But enough of that, the opener 'Hunted by a Freak' is simply a great post rock song. Here, the spindly opening riff stretches along with that practiced Mogwai uncertainty, segueing nicely into a mellifluous chorus: soon the delay pedals arrive on scene to increase the emotional fervour. Yet the intention to wig out, to simply add more, is commendably forestalled (see ‘mature Mogwai’) and instead Mogwai shift the mood to one of calm in the middle eight, where a cello weaves between clean guitar lines. This demonstrates Mogwai’s growing maturity working to their advantage, and the shift back into the chorus clinches the songs hymnal quality perfectly.
'Killing all the flies' starts of with a simple guitar riff that is evocative of REM, complete with vocoder-voice layered over the top. The song seems like it would be better suited to a live vocal, and maybe Mogwai could have given Gruff Rhys a call, who added so much to 'Dial:Revenge' on Rock Action. This is a similar sort of song, but the structure lacks any kind of punch and after a flurry of guitars mid-song, collapses away into the same tedious, skipworthy harmonics as closes ‘Kids Will be Skeletons‘.
The intermission of 'Boring Machines' is welcome and vital. The melange of smooth textural sounds, culled from all kinds of treated feedback and rich organ, create a choral sound that is reminiscent of some post-rock church service. Like with 'Moses', the percussion is intermittent and allows the music to breath: undoubtedly this is one of my favourite songs on the album, and it has a majesty that seems to make it a spyhole into the icy drifts of Sigur Ros.
'Ratts of the Captial' is undoubtedly the standout. It has that typical Mogwai build up with its spindly-clean telecasters, yet the transition into the chorus is unexpected and alters the mood from a sense of ennui to ebullient expectation. The band again show their growing observance for the advantages of restraint, almost sadistically refusing the temptation to kick in with the distortion to the last possible moment: the resultant effect is pure energy and exhilaration. The song ends with a kick of majestic octaves that is evocative of King Crimson or Tool - a slight overkill here - but it doesn't mean this song isn't fantastic. The production is so good that the xylophone is allowed to chime through and not be destroyed by the overarching guitars: Mogwai again get that balance between beauty and brutality that is a part of all their best work.

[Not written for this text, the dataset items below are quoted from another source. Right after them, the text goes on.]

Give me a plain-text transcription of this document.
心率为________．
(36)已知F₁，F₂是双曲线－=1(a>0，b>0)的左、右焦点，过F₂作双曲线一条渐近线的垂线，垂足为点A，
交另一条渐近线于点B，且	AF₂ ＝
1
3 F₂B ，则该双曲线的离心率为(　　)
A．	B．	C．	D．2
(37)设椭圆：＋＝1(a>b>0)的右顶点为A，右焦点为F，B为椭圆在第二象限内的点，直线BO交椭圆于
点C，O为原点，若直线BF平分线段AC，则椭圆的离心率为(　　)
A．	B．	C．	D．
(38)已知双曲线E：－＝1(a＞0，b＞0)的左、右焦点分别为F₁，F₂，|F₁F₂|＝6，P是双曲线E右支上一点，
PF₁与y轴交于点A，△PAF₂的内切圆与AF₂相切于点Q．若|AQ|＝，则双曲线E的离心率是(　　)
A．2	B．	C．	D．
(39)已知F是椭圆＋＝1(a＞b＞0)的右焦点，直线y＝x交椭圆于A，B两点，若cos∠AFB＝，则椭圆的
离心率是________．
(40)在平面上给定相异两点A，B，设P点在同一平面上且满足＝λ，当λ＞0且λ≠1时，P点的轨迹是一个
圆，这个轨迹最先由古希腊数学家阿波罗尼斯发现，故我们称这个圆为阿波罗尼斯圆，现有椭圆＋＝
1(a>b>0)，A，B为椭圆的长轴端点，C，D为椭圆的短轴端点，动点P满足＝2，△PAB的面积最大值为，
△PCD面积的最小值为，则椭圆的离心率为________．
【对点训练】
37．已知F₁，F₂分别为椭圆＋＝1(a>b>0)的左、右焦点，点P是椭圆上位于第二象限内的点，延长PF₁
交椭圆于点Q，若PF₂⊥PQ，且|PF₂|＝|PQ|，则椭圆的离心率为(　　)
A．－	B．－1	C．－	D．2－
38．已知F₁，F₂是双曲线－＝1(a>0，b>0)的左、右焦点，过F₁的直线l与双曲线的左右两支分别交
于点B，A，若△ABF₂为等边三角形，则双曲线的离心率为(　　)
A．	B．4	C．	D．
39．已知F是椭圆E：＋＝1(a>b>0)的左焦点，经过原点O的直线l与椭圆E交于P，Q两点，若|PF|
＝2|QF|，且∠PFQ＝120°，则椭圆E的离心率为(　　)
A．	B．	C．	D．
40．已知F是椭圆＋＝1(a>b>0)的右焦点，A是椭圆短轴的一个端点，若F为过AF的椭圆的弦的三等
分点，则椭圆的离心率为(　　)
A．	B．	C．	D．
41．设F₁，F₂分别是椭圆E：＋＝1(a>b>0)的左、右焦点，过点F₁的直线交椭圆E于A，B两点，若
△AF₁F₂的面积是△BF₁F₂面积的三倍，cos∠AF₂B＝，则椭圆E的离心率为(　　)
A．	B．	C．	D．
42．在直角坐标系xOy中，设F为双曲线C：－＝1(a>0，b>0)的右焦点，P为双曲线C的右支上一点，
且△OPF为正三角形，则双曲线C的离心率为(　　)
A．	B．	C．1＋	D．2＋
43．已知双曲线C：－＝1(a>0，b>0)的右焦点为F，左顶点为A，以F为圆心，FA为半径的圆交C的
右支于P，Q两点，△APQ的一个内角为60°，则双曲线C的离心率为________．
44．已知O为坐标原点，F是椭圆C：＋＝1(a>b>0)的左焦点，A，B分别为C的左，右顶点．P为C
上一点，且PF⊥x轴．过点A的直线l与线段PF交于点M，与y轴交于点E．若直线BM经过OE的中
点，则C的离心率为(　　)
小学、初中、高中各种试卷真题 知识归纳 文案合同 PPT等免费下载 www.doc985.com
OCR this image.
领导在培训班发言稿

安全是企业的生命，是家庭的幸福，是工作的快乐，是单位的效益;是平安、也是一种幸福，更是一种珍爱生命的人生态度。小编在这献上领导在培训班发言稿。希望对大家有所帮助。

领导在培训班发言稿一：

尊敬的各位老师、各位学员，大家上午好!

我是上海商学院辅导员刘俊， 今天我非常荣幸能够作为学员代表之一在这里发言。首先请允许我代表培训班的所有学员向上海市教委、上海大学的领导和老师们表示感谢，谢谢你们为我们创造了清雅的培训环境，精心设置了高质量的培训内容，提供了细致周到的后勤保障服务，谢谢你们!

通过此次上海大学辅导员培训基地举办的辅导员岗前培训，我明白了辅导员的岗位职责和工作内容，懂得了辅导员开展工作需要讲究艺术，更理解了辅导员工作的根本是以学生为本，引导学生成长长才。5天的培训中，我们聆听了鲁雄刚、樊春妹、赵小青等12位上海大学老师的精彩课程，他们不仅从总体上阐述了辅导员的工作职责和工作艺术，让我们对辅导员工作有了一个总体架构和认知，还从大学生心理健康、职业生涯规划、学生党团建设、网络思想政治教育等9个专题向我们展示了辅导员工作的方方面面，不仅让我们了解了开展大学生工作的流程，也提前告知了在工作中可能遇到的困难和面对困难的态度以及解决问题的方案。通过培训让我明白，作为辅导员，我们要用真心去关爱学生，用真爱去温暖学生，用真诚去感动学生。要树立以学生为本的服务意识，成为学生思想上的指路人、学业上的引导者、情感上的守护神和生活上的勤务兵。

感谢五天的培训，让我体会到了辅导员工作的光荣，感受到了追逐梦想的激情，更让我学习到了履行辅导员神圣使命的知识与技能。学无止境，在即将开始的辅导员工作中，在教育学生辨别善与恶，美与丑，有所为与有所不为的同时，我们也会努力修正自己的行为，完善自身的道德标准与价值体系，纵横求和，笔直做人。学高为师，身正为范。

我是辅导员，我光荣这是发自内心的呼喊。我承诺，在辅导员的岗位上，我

'Stop Coming To My House' is slightly disappointing. The melody the song develops is to begin with interesting, but then the capturing of it by simply topping it with distortion topples any sense of drama this song is trying to create. This is the sort of song Mogwai could write in their sleep; it is an example of where the temptation to indulge is simply too great for them.
Overall, this is an album worth having. If you are wanting a gateway into post-rock this is also a good place to start: it shows some of its weaknesses and some of its strengths, but most of all nearly all of these songs are good songs - there is precious little filler and there is a coherence on offer that many of Mogwai's albums seem to lack.